NYRS 2009 found that at the all-India level, 30% of the literate youth have only up to primarylevel education and about 10% are graduate and above. The remaining 60% youth have qualifications varying between Classes VI and XII. It is also evident that about 76% of the targeted youth have not studied beyond Class X.
The persistent and serious problems that hamstring universalisation of primary education in the country is the heavy dropout rates. NYRS 2009 has revealed that nearly 88 million (26%) of the literate youth had stopped their studies at different levels, though they had aspired to go further. Of these youth, 64% (56 million) live in rural and the rest in urban areas. About 55% (48 million) of the dropouts are male.
About 62% of these unlucky youth had stopped their studies before completing Class X with dismal level of education. About 18% had stopped after completing Class X and 12% after higher secondary.
It can be observed that 29% of the primary passouts, 25% of the ‘matric’ passouts and 22% of the graduates had stopped their studies although they had aspired to study further.
Of the youth who are primary passouts, 45% had the aspiration to pass ‘matric’, 24% higher secondary and 13% graduation and 12% post-graduation.
Among the matriculates, 27% had aspired to complete higher secondary, 53% graduation and 18% post-graduation, while among higher secondary passouts, 64% had aspired to become graduates and 30% post-graduates.
In the case of graduates, 79% had aspired to complete post-graduation and 21% had wanted to get professional degrees.
Financial difficulties seem to be the paramount reason for not pursuing higher education. About 58% gave this as the first reason and 21% as the second reason. However, household responsibilities also turned out to be a major factor with 12% citing it as the first reason, 33% as the second and 26% as the third reason.
In 10% of the cases, parents or husband not allowing further studies was cited as the first reason, with 18% citing it as the second and 15% as the third reason.
A few youth also cited non-availability of good schools and colleges in the locality as the reason for not pursuing higher education.

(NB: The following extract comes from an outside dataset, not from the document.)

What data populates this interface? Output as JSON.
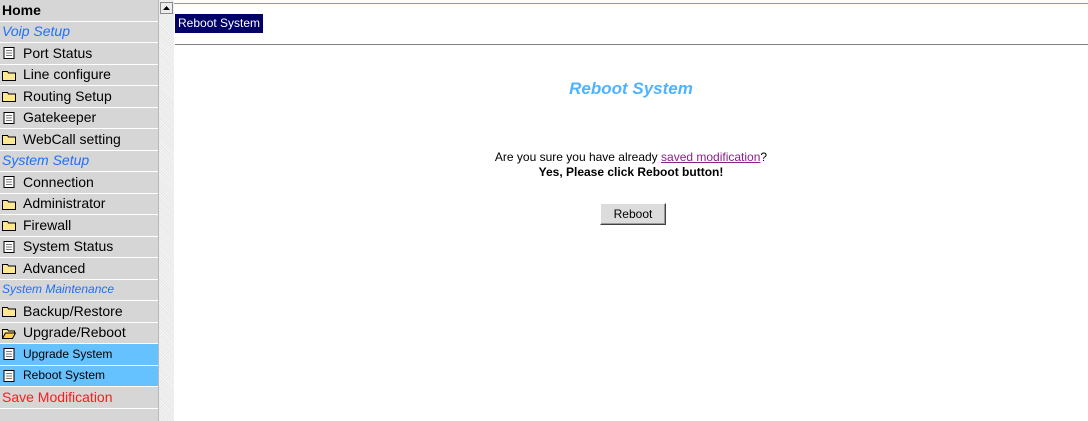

India trails most countries, including those in the developing block, in the crucial area of spreading education. In 1960, South Korea, Hong Kong and Thailand had literacy rates hovering in the 70% region, while India lagged behind with 28%.

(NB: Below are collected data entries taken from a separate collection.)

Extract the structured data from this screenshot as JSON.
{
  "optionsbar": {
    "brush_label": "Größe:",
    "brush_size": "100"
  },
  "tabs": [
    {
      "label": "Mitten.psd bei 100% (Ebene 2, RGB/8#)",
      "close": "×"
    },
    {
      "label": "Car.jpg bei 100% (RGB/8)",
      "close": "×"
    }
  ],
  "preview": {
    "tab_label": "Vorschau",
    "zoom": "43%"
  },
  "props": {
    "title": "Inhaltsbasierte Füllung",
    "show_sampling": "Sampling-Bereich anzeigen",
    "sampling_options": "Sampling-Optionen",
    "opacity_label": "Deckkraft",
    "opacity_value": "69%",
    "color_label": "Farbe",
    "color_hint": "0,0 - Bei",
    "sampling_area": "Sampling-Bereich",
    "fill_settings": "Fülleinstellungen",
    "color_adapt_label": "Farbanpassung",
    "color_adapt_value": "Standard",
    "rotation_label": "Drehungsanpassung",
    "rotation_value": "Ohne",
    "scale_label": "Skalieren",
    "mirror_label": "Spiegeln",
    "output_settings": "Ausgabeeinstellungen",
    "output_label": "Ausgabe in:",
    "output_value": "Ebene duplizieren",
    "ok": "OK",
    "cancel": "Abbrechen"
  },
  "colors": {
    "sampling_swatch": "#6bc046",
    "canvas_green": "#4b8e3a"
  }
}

By 1990, the East Asian ‘tigers’ had crossed the 90% mark, but India barely covered 50% of its population. In 1990 and 1999, China’s literacy rates were higher than India’s by 28% and 27% respectively (Dreze and Sen, 2002).
There are several issues that are peculiar to the education scenario of India. There is a serious paucity of quality schools, proper infrastructure and facilities, and well-trained teachers. There are also political externalities like the volatile issue of caste-based reservation in higher education.

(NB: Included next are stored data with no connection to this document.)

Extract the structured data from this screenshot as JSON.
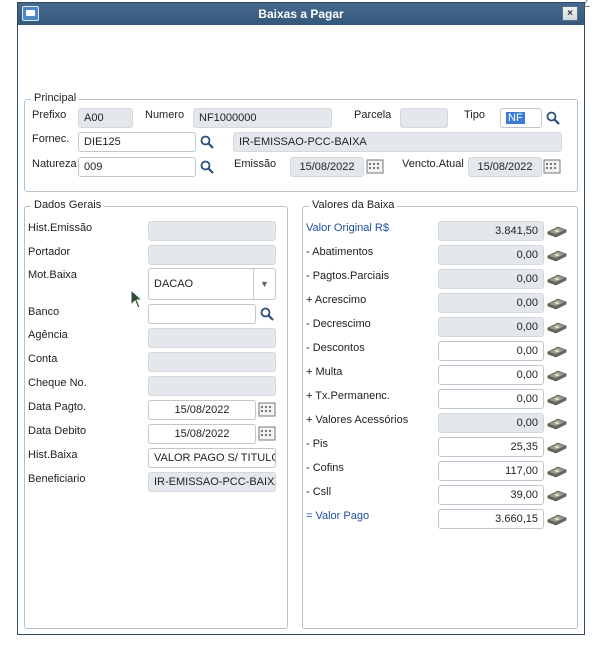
{
  "window": {
    "title": "Baixas a Pagar",
    "close_label": "×"
  },
  "principal": {
    "title": "Principal",
    "prefixo_label": "Prefixo",
    "prefixo_value": "A00",
    "numero_label": "Numero",
    "numero_value": "NF1000000",
    "parcela_label": "Parcela",
    "parcela_value": "",
    "tipo_label": "Tipo",
    "tipo_value": "NF",
    "fornec_label": "Fornec.",
    "fornec_value": "DIE125",
    "fornec_nome": "IR-EMISSAO-PCC-BAIXA",
    "natureza_label": "Natureza",
    "natureza_value": "009",
    "emissao_label": "Emissão",
    "emissao_value": "15/08/2022",
    "vencto_label": "Vencto.Atual",
    "vencto_value": "15/08/2022"
  },
  "dados": {
    "title": "Dados Gerais",
    "hist_emissao_label": "Hist.Emissão",
    "hist_emissao_value": "",
    "portador_label": "Portador",
    "portador_value": "",
    "mot_baixa_label": "Mot.Baixa",
    "mot_baixa_value": "DACAO",
    "banco_label": "Banco",
    "banco_value": "",
    "agencia_label": "Agência",
    "agencia_value": "",
    "conta_label": "Conta",
    "conta_value": "",
    "cheque_label": "Cheque No.",
    "cheque_value": "",
    "data_pagto_label": "Data Pagto.",
    "data_pagto_value": "15/08/2022",
    "data_debito_label": "Data Debito",
    "data_debito_value": "15/08/2022",
    "hist_baixa_label": "Hist.Baixa",
    "hist_baixa_value": "VALOR PAGO S/ TITULO",
    "beneficiario_label": "Beneficiario",
    "beneficiario_value": "IR-EMISSAO-PCC-BAIXA"
  },
  "valores": {
    "title": "Valores da Baixa",
    "rows": [
      {
        "label": "Valor Original R$",
        "value": "3.841,50"
      },
      {
        "label": "- Abatimentos",
        "value": "0,00"
      },
      {
        "label": "- Pagtos.Parciais",
        "value": "0,00"
      },
      {
        "label": "+ Acrescimo",
        "value": "0,00"
      },
      {
        "label": "- Decrescimo",
        "value": "0,00"
      },
      {
        "label": "- Descontos",
        "value": "0,00"
      },
      {
        "label": "+ Multa",
        "value": "0,00"
      },
      {
        "label": "+ Tx.Permanenc.",
        "value": "0,00"
      },
      {
        "label": "+ Valores Acessórios",
        "value": "0,00"
      },
      {
        "label": "- Pis",
        "value": "25,35"
      },
      {
        "label": "- Cofins",
        "value": "117,00"
      },
      {
        "label": "- Csll",
        "value": "39,00"
      },
      {
        "label": "= Valor Pago",
        "value": "3.660,15"
      }
    ]
  },
  "decor": {
    "corner_mark": "∠"
  }
}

There are serious disputes over the appropriate medium of instruction. Should education be imparted in English, which is supposed to be the world’s business language, or in the regional language?
The country has also been grappling with the problem of a high dropout rate. Recent thoughts on restructuring the education system have thrown up new issues like need for introducing sex education in the academic curriculum.
While it is true that India has a long way to go before reaping the demographic dividend in all its glory, the flow of trends is positive.